With the technological advances made in computing over the last decades the subject of Artificial Intelligence (AI) has increasingly gained traction. With developments in computing power going faster than expected, computer programs were able to beat expert human players in games like chess, jeopardy and go. However, the question of whether humans can create artefacts that exhibit some form of (human-like) intelligence is much older than the computer.
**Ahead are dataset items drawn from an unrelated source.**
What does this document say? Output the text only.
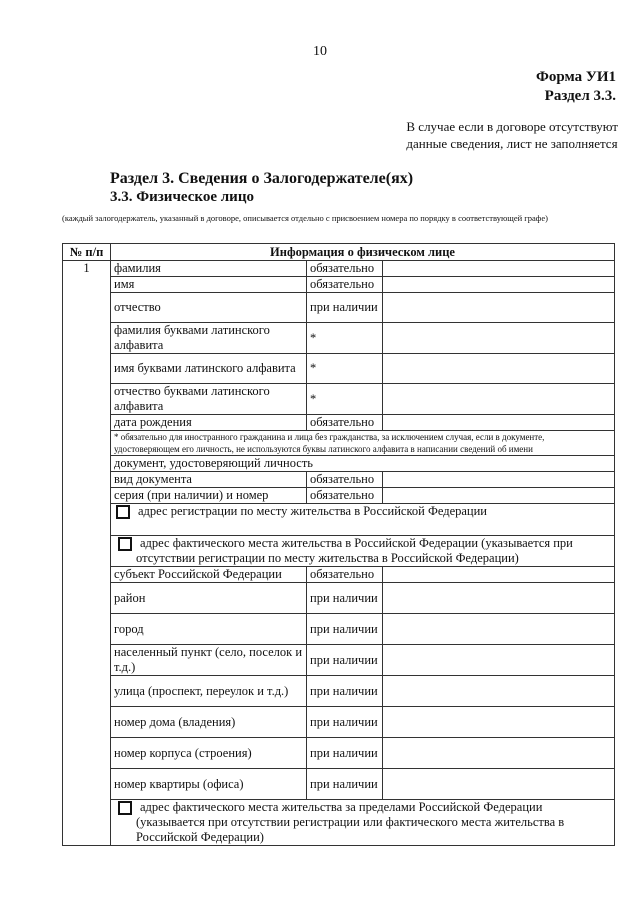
10
Форма УИ1
Раздел 3.3.
В случае если в договоре отсутствуют
данные сведения, лист не заполняется
Раздел 3. Сведения о Залогодержателе(ях)
3.3. Физическое лицо
(каждый залогодержатель, указанный в договоре, описывается отдельно с присвоением номера по порядку в соответствующей графе)
№ п/п	Информация о физическом лице		
1	фамилия	обязательно	
	имя	обязательно	
	отчество	при наличии	
	фамилия буквами латинского алфавита	*	
	имя буквами латинского алфавита	*	
	отчество буквами латинского алфавита	*	
	дата рождения	обязательно	
	* обязательно для иностранного гражданина и лица без гражданства, за исключением случая, если в документе, удостоверяющем его личность, не используются буквы латинского алфавита в написании сведений об имени		
	документ, удостоверяющий личность		
	вид документа	обязательно	
	серия (при наличии) и номер	обязательно	
	адрес регистрации по месту жительства в Российской Федерации		
	адрес фактического места жительства в Российской Федерации (указывается при отсутствии регистрации по месту жительства в Российской Федерации)		
	субъект Российской Федерации	обязательно	
	район	при наличии	
	город	при наличии	
	населенный пункт (село, поселок и т.д.)	при наличии	
	улица (проспект, переулок и т.д.)	при наличии	
	номер дома (владения)	при наличии	
	номер корпуса (строения)	при наличии	
	номер квартиры (офиса)	при наличии	
	адрес фактического места жительства за пределами Российской Федерации (указывается при отсутствии регистрации или фактического места жительства в Российской Федерации)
What is meant by AI? In defining AI, the ‘artificial’ component of the term is usually not so much the issue, rather the crux is in ‘intelligent’. Alan Turing suggested that the question whether computers can think is not so useful, and proposed that we can say something about the intelligence of computers without answering the question what thinking is: he labeled this ‘the imitation game’ – it is now widely known as the ‘Turing Test’ (TT). Everyone that uses the internet will have participated in a type of TT at some point: Captcha. The human imput for this human-response test is used to further train automated recognition systems. With machine learning systems becoming more specialised in recognising text images and so on, the challenge is to find something that all humans can easily and quickly do but computers struggle with.
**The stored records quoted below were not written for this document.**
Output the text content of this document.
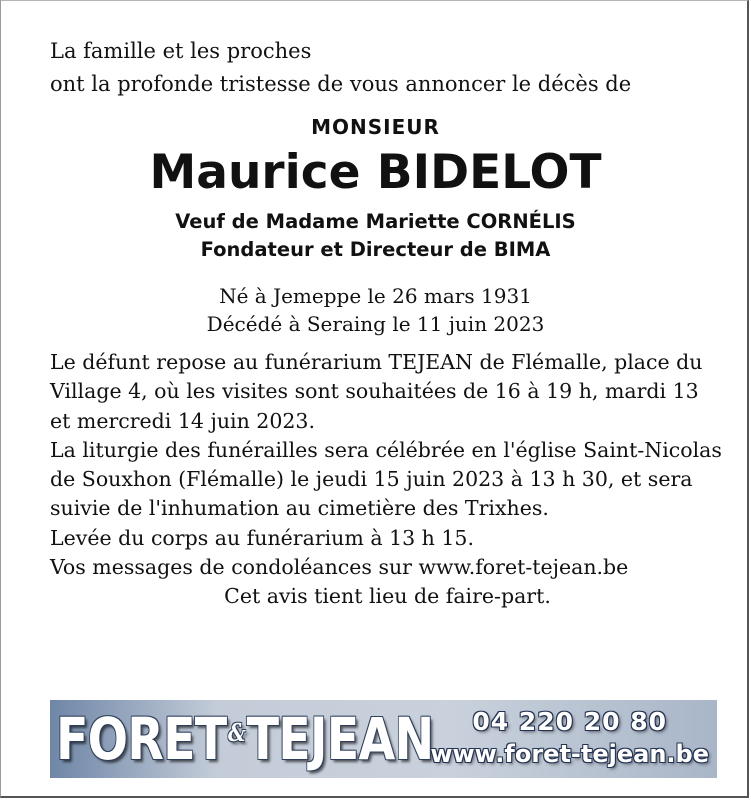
La famille et les proches
ont la profonde tristesse de vous annoncer le décès de
MONSIEUR
Maurice BIDELOT
Veuf de Madame Mariette CORNÉLIS
Fondateur et Directeur de BIMA
Né à Jemeppe le 26 mars 1931
Décédé à Seraing le 11 juin 2023

Le défunt repose au funérarium TEJEAN de Flémalle, place du Village 4, où les visites sont souhaitées de 16 à 19 h, mardi 13 et mercredi 14 juin 2023.

La liturgie des funérailles sera célébrée en l'église Saint-Nicolas de Souxhon (Flémalle) le jeudi 15 juin 2023 à 13 h 30, et sera suivie de l'inhumation au cimetière des Trixhes.

Levée du corps au funérarium à 13 h 15.

Vos messages de condoléances sur www.foret-tejean.be

Cet avis tient lieu de faire-part.

FORET&TEJEAN	04 220 20 80
www.foret-tejean.be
Turings method for determining AI remains controversial. One reason relates to the fact that it determines intelligence by reference to human capacities, whereas artefacts can also exhibit behaviour that goes beyond human intelligent behaviour. We might therefore alternatively look for a way to understand AI as rationality that does not necessarily have to be human-like. Wider scope what counts as intelligent doing the right thing in the right context at the right time, then a simple thermometer can be seen as intelligent. One further question here is if intelligence is something that has to express itself in behaviour, or if a form of rationality is central in determinating the intelligence of a system. It is difficult to see a thermostate as something that reasons, rationality seems to require some form of reflection or understanding of the process itself. A similar point was made in 1980 by John Searle, who argued against ‘strong AI’, which holds that the right the right inputs and outputs suffice to label AI as ‘having a mind’, in the sense that humans have a mind.
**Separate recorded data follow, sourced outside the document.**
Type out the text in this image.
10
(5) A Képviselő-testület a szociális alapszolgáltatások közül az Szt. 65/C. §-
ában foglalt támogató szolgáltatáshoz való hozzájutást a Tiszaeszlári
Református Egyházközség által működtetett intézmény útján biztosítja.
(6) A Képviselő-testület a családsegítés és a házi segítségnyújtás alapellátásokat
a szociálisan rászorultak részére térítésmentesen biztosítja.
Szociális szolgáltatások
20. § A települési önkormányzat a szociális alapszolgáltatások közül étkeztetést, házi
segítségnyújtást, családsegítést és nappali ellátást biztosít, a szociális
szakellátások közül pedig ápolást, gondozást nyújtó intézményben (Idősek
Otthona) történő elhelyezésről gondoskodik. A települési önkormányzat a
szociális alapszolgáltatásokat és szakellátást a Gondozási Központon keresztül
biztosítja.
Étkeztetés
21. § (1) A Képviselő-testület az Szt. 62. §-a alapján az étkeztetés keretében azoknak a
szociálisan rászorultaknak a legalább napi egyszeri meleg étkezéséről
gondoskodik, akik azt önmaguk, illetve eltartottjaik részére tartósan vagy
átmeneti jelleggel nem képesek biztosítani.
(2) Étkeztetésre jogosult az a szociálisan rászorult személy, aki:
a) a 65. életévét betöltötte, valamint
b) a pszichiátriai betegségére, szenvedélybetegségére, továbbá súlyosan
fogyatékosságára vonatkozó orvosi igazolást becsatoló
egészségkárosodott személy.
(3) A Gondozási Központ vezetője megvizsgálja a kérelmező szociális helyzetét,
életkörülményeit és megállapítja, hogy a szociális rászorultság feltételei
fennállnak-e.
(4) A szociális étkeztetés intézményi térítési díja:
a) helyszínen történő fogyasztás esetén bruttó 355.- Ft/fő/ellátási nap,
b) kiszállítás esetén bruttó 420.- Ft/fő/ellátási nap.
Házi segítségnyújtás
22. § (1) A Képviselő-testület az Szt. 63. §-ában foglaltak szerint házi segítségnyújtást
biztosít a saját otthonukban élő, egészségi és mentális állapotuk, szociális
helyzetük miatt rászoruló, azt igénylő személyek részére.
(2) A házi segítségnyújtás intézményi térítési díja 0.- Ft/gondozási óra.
Apart from these different viewpoints on what artificial intelligence would look like and how we could recognise it, there is also the technical matter of actually creating it, the artificial part of AI. Different processes, like machine learning are used to establish progress on this front.

Luciano Floridi has argued that while AI has been very successful as a means of augmenting our own intelligence, as a branch of cognitive science interested in intelligence production, AI has been a dismal disappointment. Other have also pointed out that current AI is very good at performing tasks with well-defined parameters, that allows it to work through all the different possibilities, but it performs a lot less good when presented with something new. The opposite opinion has also sometimes been argued for, for example by those who claim that the Turing Test has already been passed or at least that programmers are on the verge of doing so.